In 1957, the Liberals led by Louis St. Laurent once again lost seats and popular vote, while the Progressive Conservatives under John Diefenbaker won in both categories, although the Tories actually received fewer votes than the Liberals. This time the prime minister submitted his resignation following the announcement of the results. In 1972, the Liberals under Pierre Trudeau saw both seats and proportion of votes decline, while both increased for the Tories, led by Robert Stanfield. The Liberals stayed in power. In 1979, the direction of the results for each of the two parties was the same as in 1972 (although as in 1957, the Liberals won more votes than the PCs), but the outcome was different – Mr. Trudeau submitted his resignation.

The point of this summary history is that numbers are not determinative of outcome.
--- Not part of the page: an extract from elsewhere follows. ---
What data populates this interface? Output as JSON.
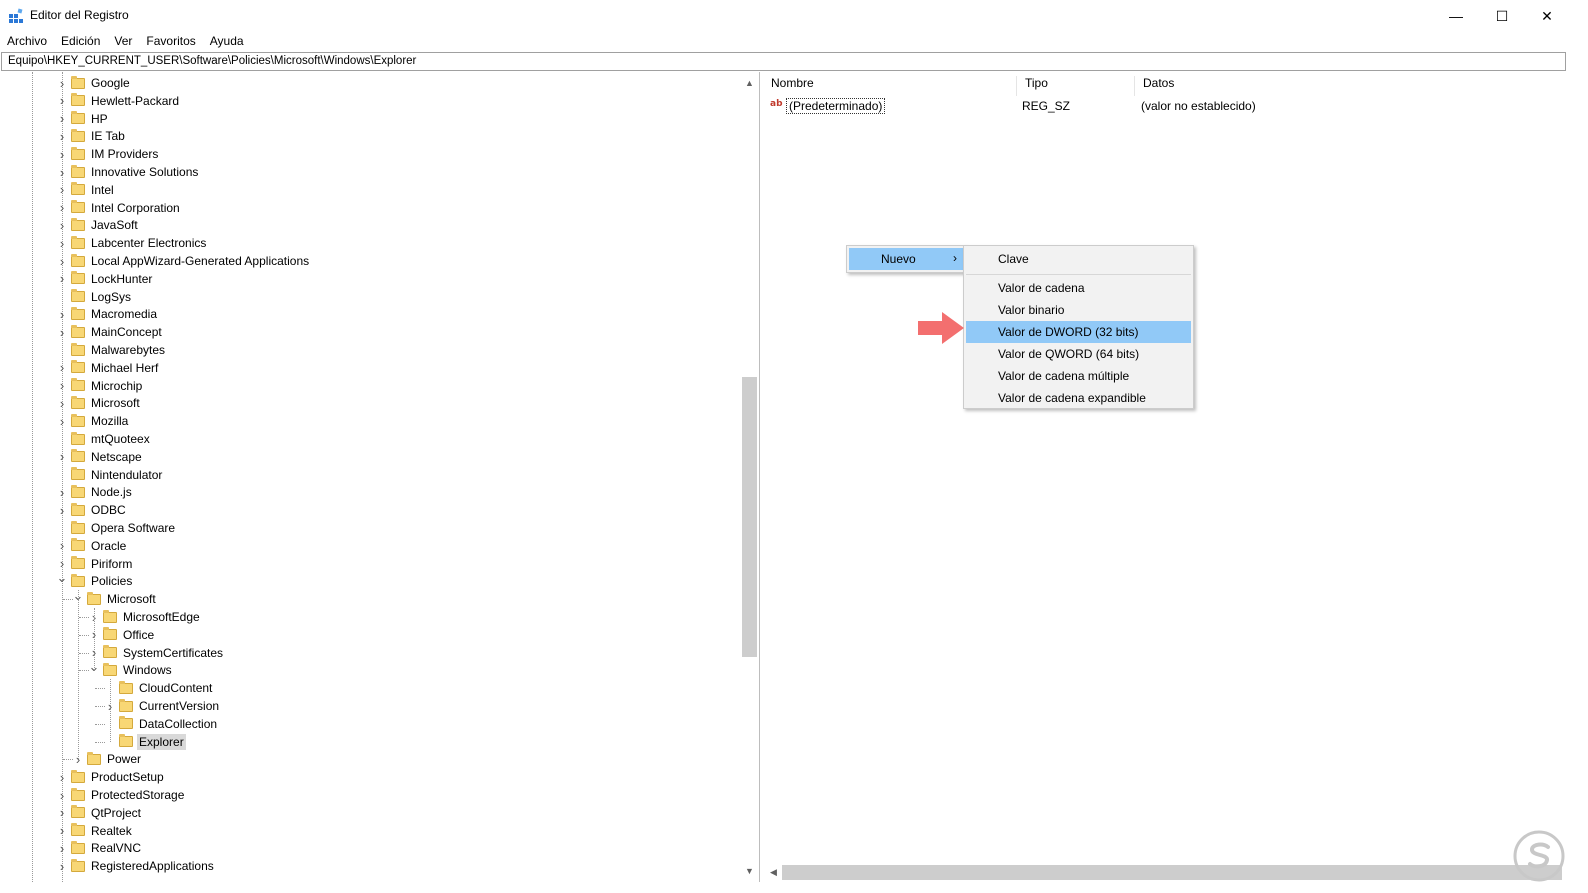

If they were there would (again) be no uncertainty. Other considerations on the part of the politicians enter the calculus. The principal consideration is, which of the larger parties will the smaller parties support? In the language of today's politics, if no party this month secures a majority will the Bloc support the Conservatives or the Liberals? Similarly, whom will the NDP support? Of course, other considerations are also possible.

It is important to emphasize that it is the actions of politicians, and not of the Governor General, that determine the outcome. The primary duty of the Governor General is to see that there is always a government in place. But the partisan complexion of that government is for the politicians to decide.

If after the votes are counted on June 28 no party has secured a majority, then the first question is whether Mr. Martin can assure the Governor General that his government can carry on because it has the support of the Commons. Intense inter-party negotiations would be required before such assurances could be given. If Mr. Martin cannot assure the Governor General that he controls the Commons, he must advise her that he will step down once she finds another first minister. Convention requires that the Governor General then turn to the leader of the opposition, in this case Mr. Harper. Can he, in turn, assure her that he can control the House?

What if he says that he cannot provide this assurance? What is the Governor General to do? Some commentators have said that she would have no alternative but to dissolve the newly elected House of Commons. This prospect is highly unlikely. First, it would be irresponsible for the politicians to force an election because they cannot agree to co-operate. The election on June 28 creates a new Commons and the politicians have to work with the material the voters provide.

Second, if there is any doubt who controls the Commons then Parliament must be summoned as promptly as is reasonably possible to demonstrate who governs. Here Canada's members of Parliament become, more overtly than is normally the case, the electoral college of the Constitution. If the promise leaders have made of less stringent party discipline is honoured in the next and in future Parliaments, it is a role Canadians must be prepared to accept.

Parliamentary government in Canada is both a subtle and adaptable creation. In its history, and with no formal alteration, it has accommodated one-man gubernatorial rule, colonial oligarchies and, for most of the past century, control by mass parties. The legitimacy of the system lies in the harmony of its parts, whose relationship usually goes unacknowledged but in a time of minority government will once again be tested.